Here is a partial quote from the text of the Virginia Statute for Religious Freedom:

"...no man shall be compelled to frequent or support any religious worship, place, or ministry whatsoever, nor shall be enforced, restrained, molested, or burthened in his body or goods, nor shall otherwise suffer, on account of his religious opinions or belief; but that all men shall be free to profess, and by argument to maintain (emphasis mine, meaning that their beliefs are not somehow “off limits” and that others are free to question them), their opinions in matters of religion, and that the same shall in no wise diminish, enlarge, or affect their civil capacities."

Section 3 declares "...that the rights hereby asserted are of the natural rights (emphasis mine, to point out that they are NOT divinely ordained, and to which I will provide a clue to Jefferson’s own thoughts on the issue in a moment) of mankind, and that if any act shall be hereafter passed to repeal the present or to narrow its operation, such act will be an infringement of natural right."

I have included some more quotes that shed light on this common misunderstanding of our history:

Question with boldness even the existence of a god; because if there be one he must approve of the homage of reason more than that of blindfolded fear.

-Thomas Jefferson, Letter to Peter Carr, August 10, 1787

Where the preamble declares, that coercion is a departure from the plan of the holy author of our religion, an amendment was proposed by inserting "Jesus Christ," so that it would read "A departure from the plan of Jesus Christ, the holy author of our religion;" the insertion was rejected by the great majority, in proof that they meant to comprehend, within the mantle of its protection, the Jew and the Gentile, the Christian and Mohammedan, the Hindoo and Infidel of every denomination.

-Thomas Jefferson, Autobiography, in reference to the Virginia Act for Religious Freedom

Christianity neither is, nor ever was a part of the common law.

-Thomas Jefferson, letter to Dr.
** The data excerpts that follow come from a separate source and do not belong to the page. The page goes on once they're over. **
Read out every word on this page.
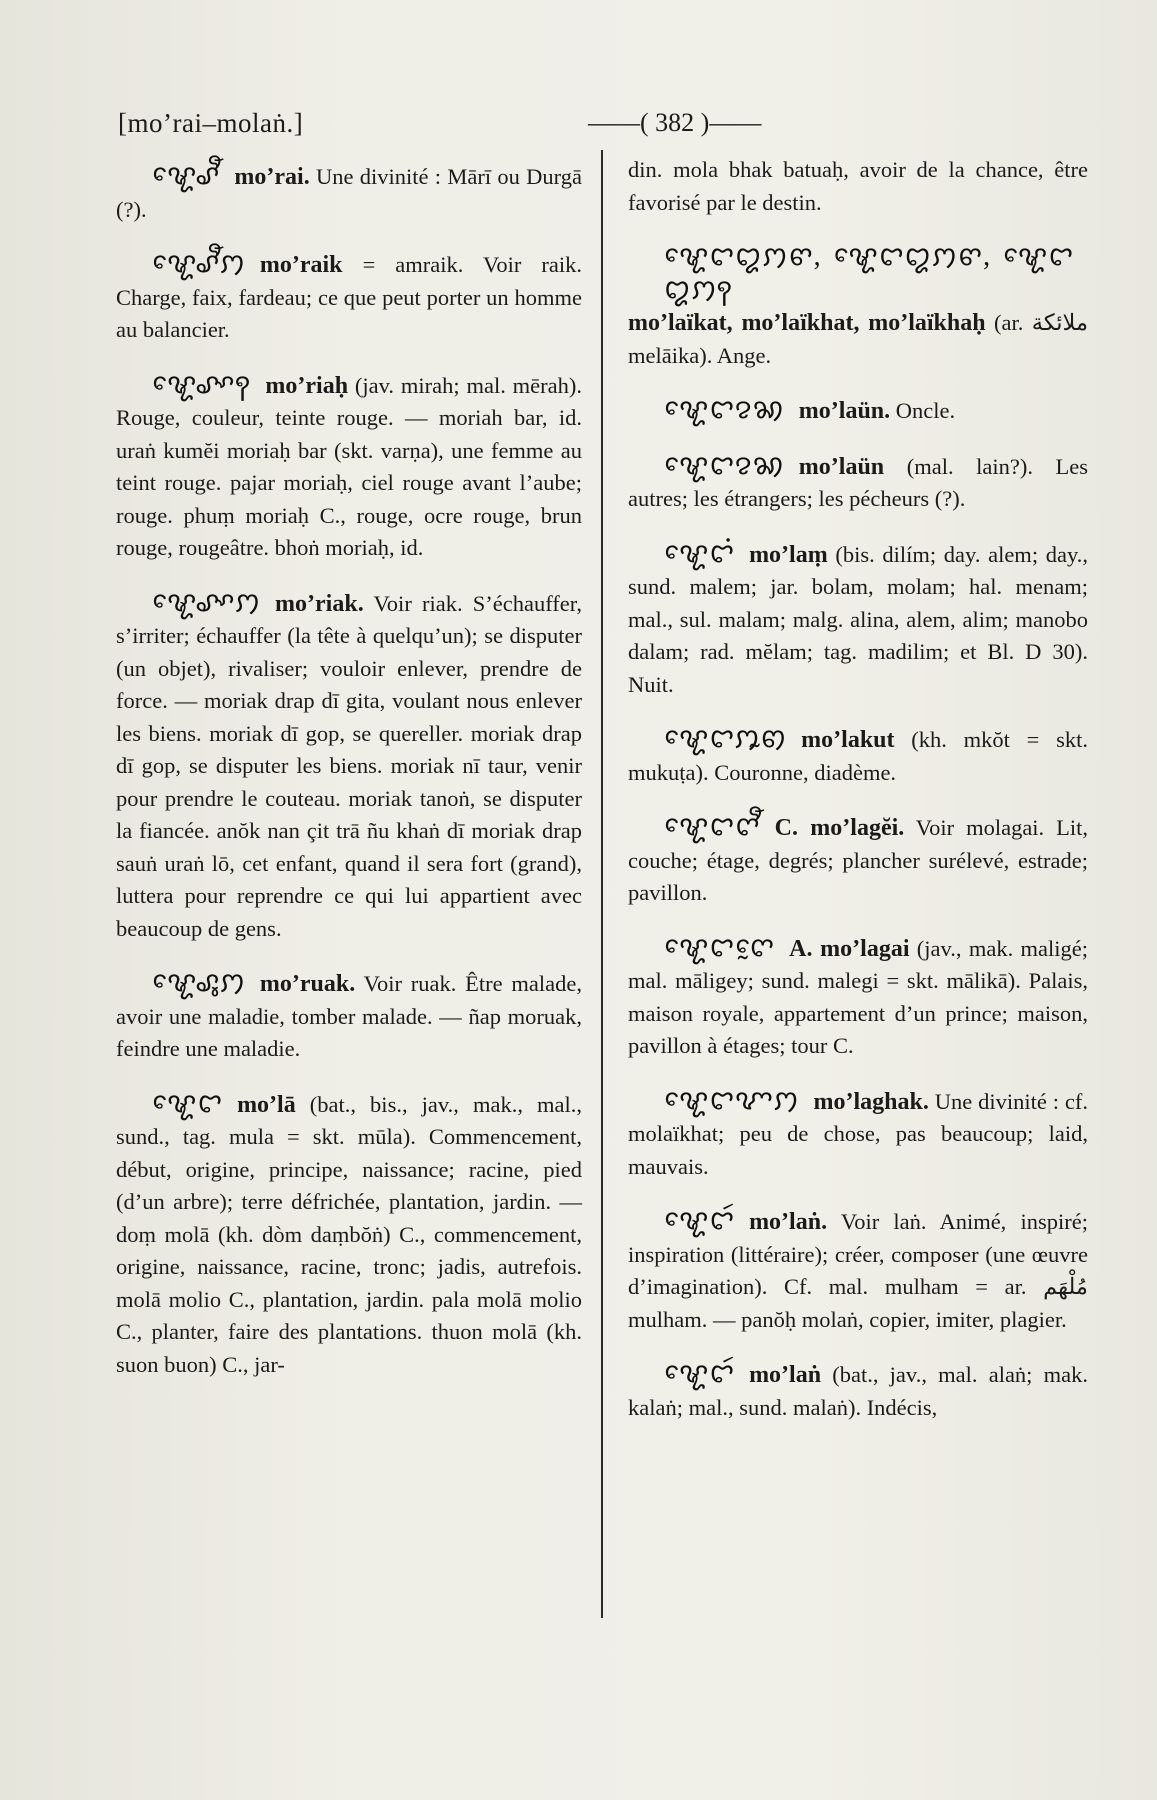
[mo’rai–molaṅ.]	——( 382 )——

ꨠꨯꨣꨬ mo’rai. Une divinité : Mārī ou Durgā (?).

ꨠꨯꨣꨬꩀ mo’raik = amraik. Voir raik. Charge, faix, fardeau; ce que peut porter un homme au balancier.

ꨠꨯꨣꨳꩍ mo’riaḥ (jav. mirah; mal. mērah). Rouge, couleur, teinte rouge. — moriah bar, id. uraṅ kumĕi moriaḥ bar (skt. varṇa), une femme au teint rouge. pajar moriaḥ, ciel rouge avant l’aube; rouge. phuṃ moriaḥ C., rouge, ocre rouge, brun rouge, rougeâtre. bhoṅ moriaḥ, id.

ꨠꨯꨣꨳꩀ mo’riak. Voir riak. S’échauffer, s’irriter; échauffer (la tête à quelqu’un); se disputer (un objet), rivaliser; vouloir enlever, prendre de force. — moriak drap dī gita, voulant nous enlever les biens. moriak dī gop, se quereller. moriak drap dī gop, se disputer les biens. moriak nī taur, venir pour prendre le couteau. moriak tanoṅ, se disputer la fiancée. anŏk nan çit trā ñu khaṅ dī moriak drap sauṅ uraṅ lō, cet enfant, quand il sera fort (grand), luttera pour reprendre ce qui lui appartient avec beaucoup de gens.

ꨠꨯꨣꨶꩀ mo’ruak. Voir ruak. Être malade, avoir une maladie, tomber malade. — ñap moruak, feindre une maladie.

ꨠꨯꨤ mo’lā (bat., bis., jav., mak., mal., sund., tag. mula = skt. mūla). Commencement, début, origine, principe, naissance; racine, pied (d’un arbre); terre défrichée, plantation, jardin. — doṃ molā (kh. dòm daṃbŏṅ) C., commencement, origine, naissance, racine, tronc; jadis, autrefois. molā molio C., plantation, jardin. pala molā molio C., planter, faire des plantations. thuon molā (kh. suon buon) C., jar-

din. mola bhak batuaḥ, avoir de la chance, être favorisé par le destin.

ꨠꨯꨤꨁꩀꨓ, ꨠꨯꨤꨁꩀꨓ, ꨠꨯꨤꨁꩀꩍmo’laïkat, mo’laïkhat, mo’laïkhaḥ (ar. ملائكة melāika). Ange.

ꨠꨯꨤꨂꩆ mo’laün. Oncle.

ꨠꨯꨤꨂꩆ mo’laün (mal. lain?). Les autres; les étrangers; les pécheurs (?).

ꨠꨯꨤꩌ mo’laṃ (bis. dilím; day. alem; day., sund. malem; jar. bolam, molam; hal. menam; mal., sul. malam; malg. alina, alem, alim; manobo dalam; rad. mĕlam; tag. madilim; et Bl. D 30). Nuit.

ꨠꨯꨤꩀꨭꩅ mo’lakut (kh. mkŏt = skt. mukuṭa). Couronne, diadème.

ꨠꨯꨤꨈꨬ C. mo’lagĕi. Voir molagai. Lit, couche; étage, degrés; plancher surélevé, estrade; pavillon.

ꨠꨯꨤꨈꨰ A. mo’lagai (jav., mak. maligé; mal. māligey; sund. malegi = skt. mālikā). Palais, maison royale, appartement d’un prince; maison, pavillon à étages; tour C.

ꨠꨯꨤꨉꩀ mo’laghak. Une divinité : cf. molaïkhat; peu de chose, pas beaucoup; laid, mauvais.

ꨠꨯꨤꩃ mo’laṅ. Voir laṅ. Animé, inspiré; inspiration (littéraire); créer, composer (une œuvre d’imagination). Cf. mal. mulham = ar. مُلْهَم mulham. — panŏḥ molaṅ, copier, imiter, plagier.

ꨠꨯꨤꩃ mo’laṅ (bat., jav., mal. alaṅ; mak. kalaṅ; mal., sund. malaṅ). Indécis,
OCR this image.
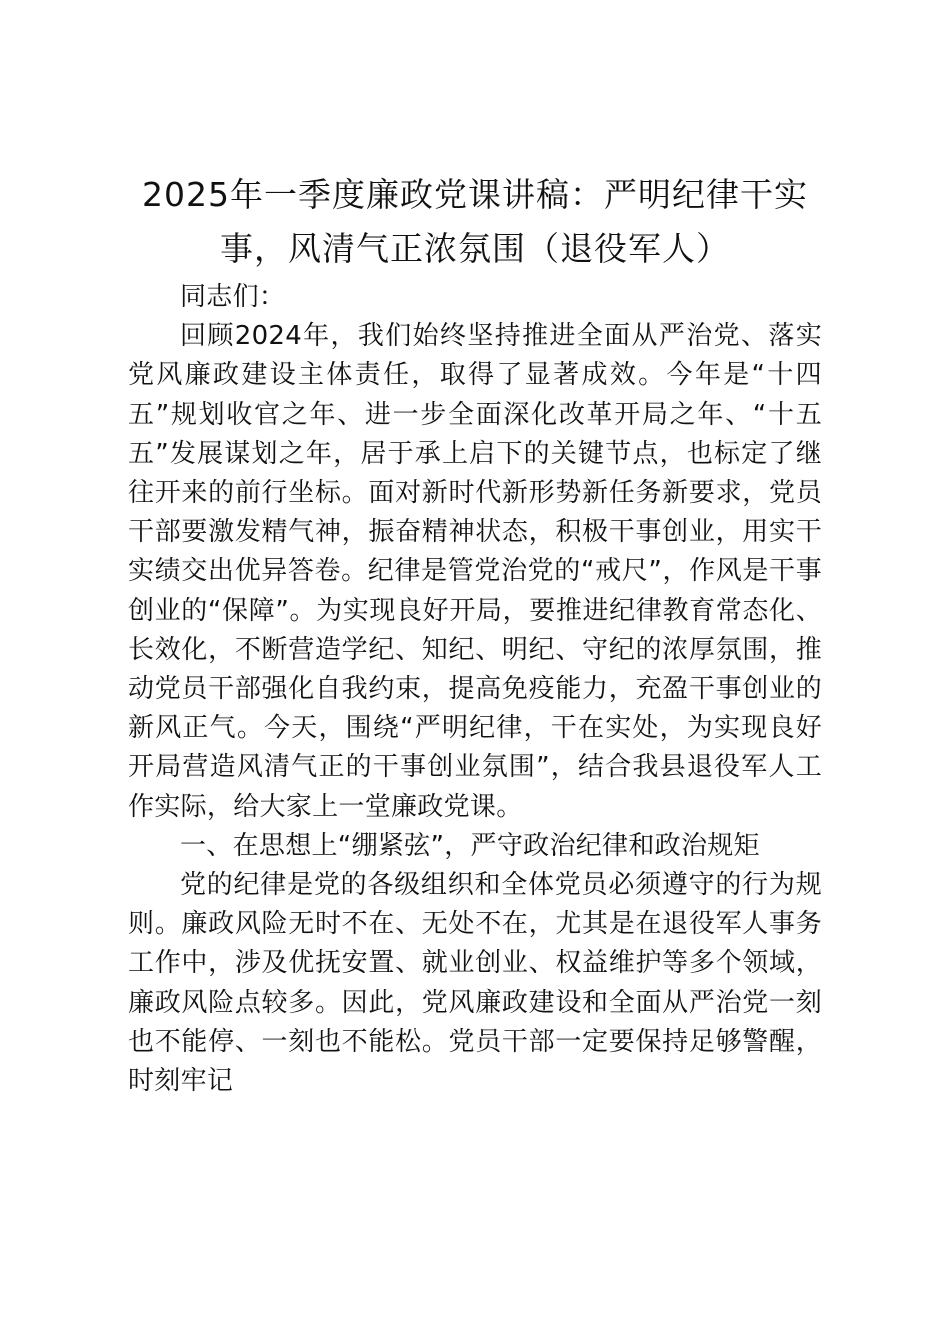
2025年一季度廉政党课讲稿：严明纪律干实事，风清气正浓氛围（退役军人）

同志们：

回顾2024年，我们始终坚持推进全面从严治党、落实党风廉政建设主体责任，取得了显著成效。今年是“十四五”规划收官之年、进一步全面深化改革开局之年、“十五五”发展谋划之年，居于承上启下的关键节点，也标定了继往开来的前行坐标。面对新时代新形势新任务新要求，党员干部要激发精气神，振奋精神状态，积极干事创业，用实干实绩交出优异答卷。纪律是管党治党的“戒尺”，作风是干事创业的“保障”。为实现良好开局，要推进纪律教育常态化、长效化，不断营造学纪、知纪、明纪、守纪的浓厚氛围，推动党员干部强化自我约束，提高免疫能力，充盈干事创业的新风正气。今天，围绕“严明纪律，干在实处，为实现良好开局营造风清气正的干事创业氛围”，结合我县退役军人工作实际，给大家上一堂廉政党课。

一、在思想上“绷紧弦”，严守政治纪律和政治规矩

党的纪律是党的各级组织和全体党员必须遵守的行为规则。廉政风险无时不在、无处不在，尤其是在退役军人事务工作中，涉及优抚安置、就业创业、权益维护等多个领域，廉政风险点较多。因此，党风廉政建设和全面从严治党一刻也不能停、一刻也不能松。党员干部一定要保持足够警醒，时刻牢记
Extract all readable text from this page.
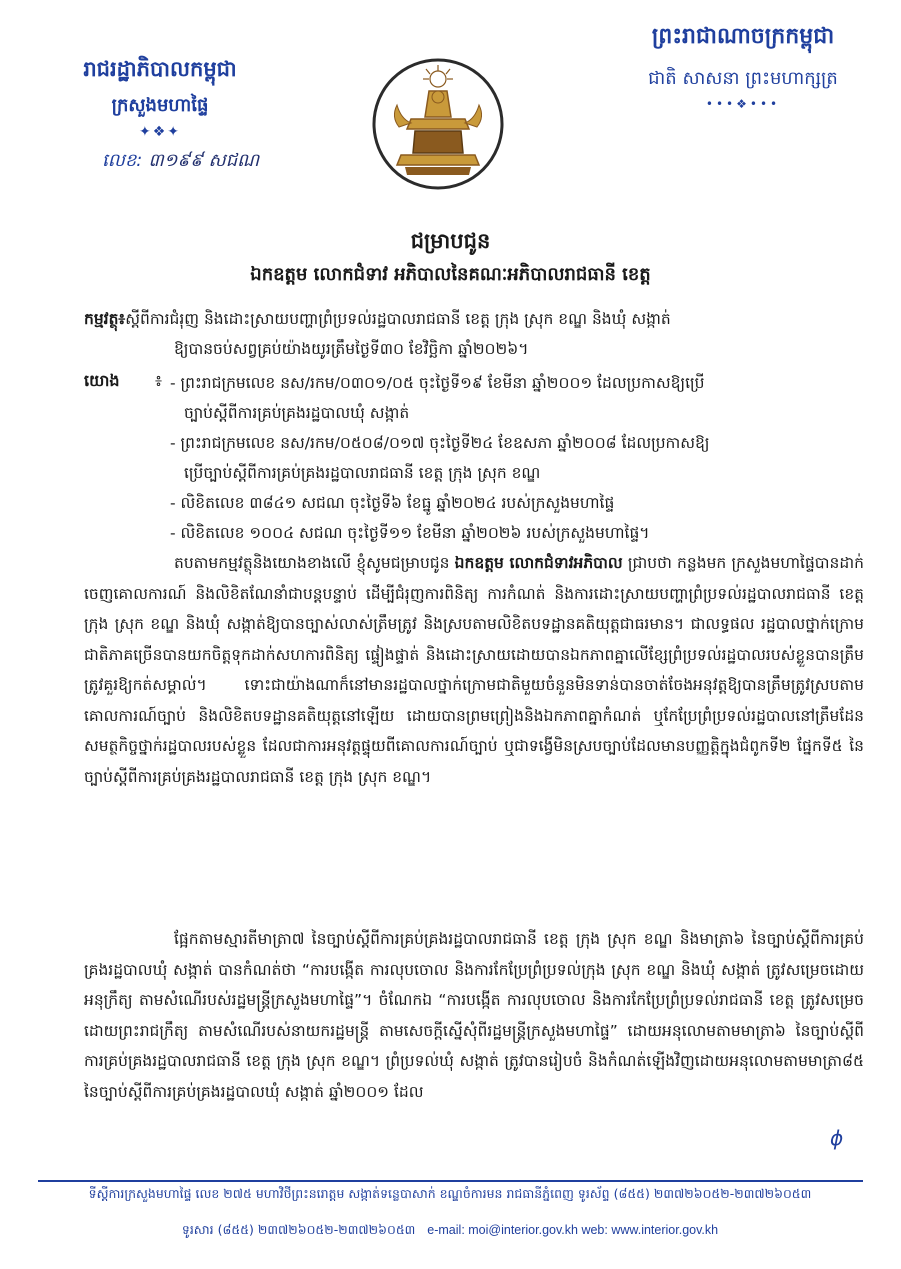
រាជរដ្ឋាភិបាលកម្ពុជា
ក្រសួងមហាផ្ទៃ
✦❖✦
លេខ: ៣១៩៩ សជណ
ព្រះរាជាណាចក្រកម្ពុជា
ជាតិ សាសនា ព្រះមហាក្សត្រ
•••❖•••
ជម្រាបជូន
ឯកឧត្តម លោកជំទាវ អភិបាលនៃគណៈអភិបាលរាជធានី ខេត្ត
កម្មវត្ថុ៖ស្ដីពីការជំរុញ និងដោះស្រាយបញ្ហាព្រំប្រទល់រដ្ឋបាលរាជធានី ខេត្ត ក្រុង ស្រុក ខណ្ឌ និងឃុំ សង្កាត់
ឱ្យបានចប់សព្វគ្រប់យ៉ាងយូរត្រឹមថ្ងៃទី៣០ ខែវិច្ឆិកា ឆ្នាំ២០២៦។
យោង ៖ - ព្រះរាជក្រមលេខ នស/រកម/០៣០១/០៥ ចុះថ្ងៃទី១៩ ខែមីនា ឆ្នាំ២០០១ ដែលប្រកាសឱ្យប្រើ
ច្បាប់ស្ដីពីការគ្រប់គ្រងរដ្ឋបាលឃុំ សង្កាត់
- ព្រះរាជក្រមលេខ នស/រកម/០៥០៨/០១៧ ចុះថ្ងៃទី២៤ ខែឧសភា ឆ្នាំ២០០៨ ដែលប្រកាសឱ្យ
ប្រើច្បាប់ស្ដីពីការគ្រប់គ្រងរដ្ឋបាលរាជធានី ខេត្ត ក្រុង ស្រុក ខណ្ឌ
- លិខិតលេខ ៣៨៤១ សជណ ចុះថ្ងៃទី៦ ខែធ្នូ ឆ្នាំ២០២៤ របស់ក្រសួងមហាផ្ទៃ
- លិខិតលេខ ១០០៤ សជណ ចុះថ្ងៃទី១១ ខែមីនា ឆ្នាំ២០២៦ របស់ក្រសួងមហាផ្ទៃ។
តបតាមកម្មវត្ថុនិងយោងខាងលើ ខ្ញុំសូមជម្រាបជូន ឯកឧត្តម លោកជំទាវអភិបាល ជ្រាបថា កន្លងមក ក្រសួងមហាផ្ទៃបានដាក់ចេញគោលការណ៍ និងលិខិតណែនាំជាបន្តបន្ទាប់ ដើម្បីជំរុញការពិនិត្យ ការកំណត់ និងការដោះស្រាយបញ្ហាព្រំប្រទល់រដ្ឋបាលរាជធានី ខេត្ត ក្រុង ស្រុក ខណ្ឌ និងឃុំ សង្កាត់ឱ្យបានច្បាស់លាស់ត្រឹមត្រូវ និងស្របតាមលិខិតបទដ្ឋានគតិយុត្តជាធរមាន។ ជាលទ្ធផល រដ្ឋបាលថ្នាក់ក្រោមជាតិភាគច្រើនបានយកចិត្តទុកដាក់សហការពិនិត្យ ផ្ទៀងផ្ទាត់ និងដោះស្រាយដោយបានឯកភាពគ្នាលើខ្សែព្រំប្រទល់រដ្ឋបាលរបស់ខ្លួនបានត្រឹមត្រូវគួរឱ្យកត់សម្គាល់។ ទោះជាយ៉ាងណាក៏នៅមានរដ្ឋបាលថ្នាក់ក្រោមជាតិមួយចំនួនមិនទាន់បានចាត់ចែងអនុវត្តឱ្យបានត្រឹមត្រូវស្របតាមគោលការណ៍ច្បាប់ និងលិខិតបទដ្ឋានគតិយុត្តនៅឡើយ ដោយបានព្រមព្រៀងនិងឯកភាពគ្នាកំណត់ ឬកែប្រែព្រំប្រទល់រដ្ឋបាលនៅត្រឹមដែនសមត្ថកិច្ចថ្នាក់រដ្ឋបាលរបស់ខ្លួន ដែលជាការអនុវត្តផ្ទុយពីគោលការណ៍ច្បាប់ ឬជាទង្វើមិនស្របច្បាប់ដែលមានបញ្ញត្តិក្នុងជំពូកទី២ ផ្នែកទី៥ នៃច្បាប់ស្ដីពីការគ្រប់គ្រងរដ្ឋបាលរាជធានី ខេត្ត ក្រុង ស្រុក ខណ្ឌ។
ផ្អែកតាមស្មារតីមាត្រា៧ នៃច្បាប់ស្ដីពីការគ្រប់គ្រងរដ្ឋបាលរាជធានី ខេត្ត ក្រុង ស្រុក ខណ្ឌ និងមាត្រា៦ នៃច្បាប់ស្ដីពីការគ្រប់គ្រងរដ្ឋបាលឃុំ សង្កាត់ បានកំណត់ថា “ការបង្កើត ការលុបចោល និងការកែប្រែព្រំប្រទល់ក្រុង ស្រុក ខណ្ឌ និងឃុំ សង្កាត់ ត្រូវសម្រេចដោយអនុក្រឹត្យ តាមសំណើរបស់រដ្ឋមន្ត្រីក្រសួងមហាផ្ទៃ”។ ចំណែកឯ “ការបង្កើត ការលុបចោល និងការកែប្រែព្រំប្រទល់រាជធានី ខេត្ត ត្រូវសម្រេចដោយព្រះរាជក្រឹត្យ តាមសំណើរបស់នាយករដ្ឋមន្ត្រី តាមសេចក្ដីស្នើសុំពីរដ្ឋមន្ត្រីក្រសួងមហាផ្ទៃ” ដោយអនុលោមតាមមាត្រា៦ នៃច្បាប់ស្ដីពីការគ្រប់គ្រងរដ្ឋបាលរាជធានី ខេត្ត ក្រុង ស្រុក ខណ្ឌ។ ព្រំប្រទល់ឃុំ សង្កាត់ ត្រូវបានរៀបចំ និងកំណត់ឡើងវិញដោយអនុលោមតាមមាត្រា៨៥ នៃច្បាប់ស្ដីពីការគ្រប់គ្រងរដ្ឋបាលឃុំ សង្កាត់ ឆ្នាំ២០០១ ដែល
ϕ
ទីស្ដីការក្រសួងមហាផ្ទៃ លេខ ២៧៥ មហាវិថីព្រះនរោត្តម សង្កាត់ទន្លេបាសាក់ ខណ្ឌចំការមន រាជធានីភ្នំពេញ ទូរស័ព្ទ (៨៥៥) ២៣៧២៦០៥២-២៣៧២៦០៥៣
ទូរសារ (៨៥៥) ២៣៧២៦០៥២-២៣៧២៦០៥៣ e-mail: moi@interior.gov.kh web: www.interior.gov.kh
Thomas Cooper, February 10, 1814

In conclusion, I wish to make a reply to the charge of arrogance, to which people of my intellectual and philosophical bent are often subjected. I endeavor not to have “beliefs,” but rather, to have “conclusions,” which have a connotation of being based on evidence, and which the term “belief” does not.

I only profess and maintain those assertions which I feel I have sufficient objective, testable evidence to support. This is, I feel, the very opposite of arrogance, and is often called humility. To put it in language suitable for the more simple-minded, I am humble enough to not to have beliefs which I cannot prove, or at the very least, argue plausibly for. I am also willing to change those conclusions or beliefs in the face of compelling evidence to the contrary. Those who maintain belief in things that lack supporting evidence, or have been credibly falsified, who feels that no matter what the evidence to the contrary, they are right and everyone else is wrong, they are the ones who are arrogant. Those who blithely use computers, without which the rules and equations of quantum mechanics that govern the behavior of CD lasers and semi-conductor chips, would not work, and yet simultaneously maintain that those same equations and rules when applied to the beginnings of the universe are somehow invalid, they are ARROGANT. Those who get their yearly flu shots, which are based on projections of the year-to-year EVOLUTION of the influenza virus, yet simultaneously maintain that those same rules of population genetics do not and cannot apply to higher organisms are ARROGANT. To be quite blunt, who the hell are they, having no particular expertise or relevant knowledge of the field in question, to say that they know where the lines between where our knowledge applies and where it does not, ought to drawn? That is to me the very height of ARROGANCE and HYPOCRISY.